Members also echo that sentiment. Atticus, a trans man from Vancouver shared that once his voice aligned with his identity, he felt free to participate at work and pursue creative passions.
“Now that my voice reflects who I am, I don’t cringe every time I open my mouth,” said Atticus. “I feel like myself. Being surrounded by people who get it made me want to speak again. I sing again. I act again. I participate at work. My interests came back. I feel at peace.”
Willow, a 52-year-old woman in Florida said she felt safer in public once she began training with peers.
“I was skeptical… but I’m now so much more confident when talking to people as Willow,” she said. “Having others to walk through the process with made me believe it was actually possible. And now, I love the sound of my voice.”
“It’s not just technical progress; it’s emotional relief, social connection, and real healing,” Gress emphasized.
Making access possible
Cost has long been a barrier in voice training. “Most traditional voice training is cost-prohibitive,” Gress said, with sessions often costing $150 or more per one hour. To counter that, Undead Voice offers lifetime access to its core program and has awarded more than $1.4 million in scholarships. Undead Voice also launched Jumpstart, a free three-week series that has already reached tens of thousands.

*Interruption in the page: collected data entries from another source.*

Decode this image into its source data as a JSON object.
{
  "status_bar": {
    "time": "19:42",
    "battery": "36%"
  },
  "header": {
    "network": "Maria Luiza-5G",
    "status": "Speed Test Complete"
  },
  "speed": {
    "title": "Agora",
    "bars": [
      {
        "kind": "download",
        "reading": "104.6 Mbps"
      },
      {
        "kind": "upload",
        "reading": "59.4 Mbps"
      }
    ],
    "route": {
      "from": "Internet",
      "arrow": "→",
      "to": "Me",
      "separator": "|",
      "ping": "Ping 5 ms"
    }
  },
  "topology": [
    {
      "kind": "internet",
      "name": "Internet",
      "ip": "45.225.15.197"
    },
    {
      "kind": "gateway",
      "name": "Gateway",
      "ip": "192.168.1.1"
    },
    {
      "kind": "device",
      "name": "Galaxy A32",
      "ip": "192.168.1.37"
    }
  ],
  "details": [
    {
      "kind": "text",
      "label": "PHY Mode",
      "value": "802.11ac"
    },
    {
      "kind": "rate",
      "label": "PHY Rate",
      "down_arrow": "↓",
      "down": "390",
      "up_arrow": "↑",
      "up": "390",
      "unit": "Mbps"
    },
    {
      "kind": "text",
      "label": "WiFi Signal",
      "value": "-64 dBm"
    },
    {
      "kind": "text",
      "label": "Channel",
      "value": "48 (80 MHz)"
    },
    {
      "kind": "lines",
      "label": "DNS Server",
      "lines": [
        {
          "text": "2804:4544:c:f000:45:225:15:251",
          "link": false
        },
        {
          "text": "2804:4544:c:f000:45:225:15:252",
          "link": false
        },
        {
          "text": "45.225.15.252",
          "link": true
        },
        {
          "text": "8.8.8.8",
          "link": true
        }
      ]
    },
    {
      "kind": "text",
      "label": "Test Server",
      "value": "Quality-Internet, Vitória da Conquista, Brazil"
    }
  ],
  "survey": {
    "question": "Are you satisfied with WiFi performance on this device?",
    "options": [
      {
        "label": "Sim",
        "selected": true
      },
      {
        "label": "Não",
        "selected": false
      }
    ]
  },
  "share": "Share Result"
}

“We believe that every trans and gender-diverse person deserves access to voice training, regardless of their age, zip code, income, or stage of transition,” Gress said.
What’s ahead
Undead Voice has already worked with more than 100,000 people in over 20 countries. But for Gress, the real impact lies in the individual moments: the person who finally answered the phone without cringing, the teen who started speaking again, the parent who said they could finally hear their child’s true self.
In the coming years, Gress and her team plan to scale up Jumpstart, expand healthcare partnerships, and develop new technology to make affirming voice training even more accessible.
“This is more than a program; it’s a movement,” Gress said. “And we’re calling in anyone who believes in self-determination, health equity, and the power of being heard to help us build what’s next.”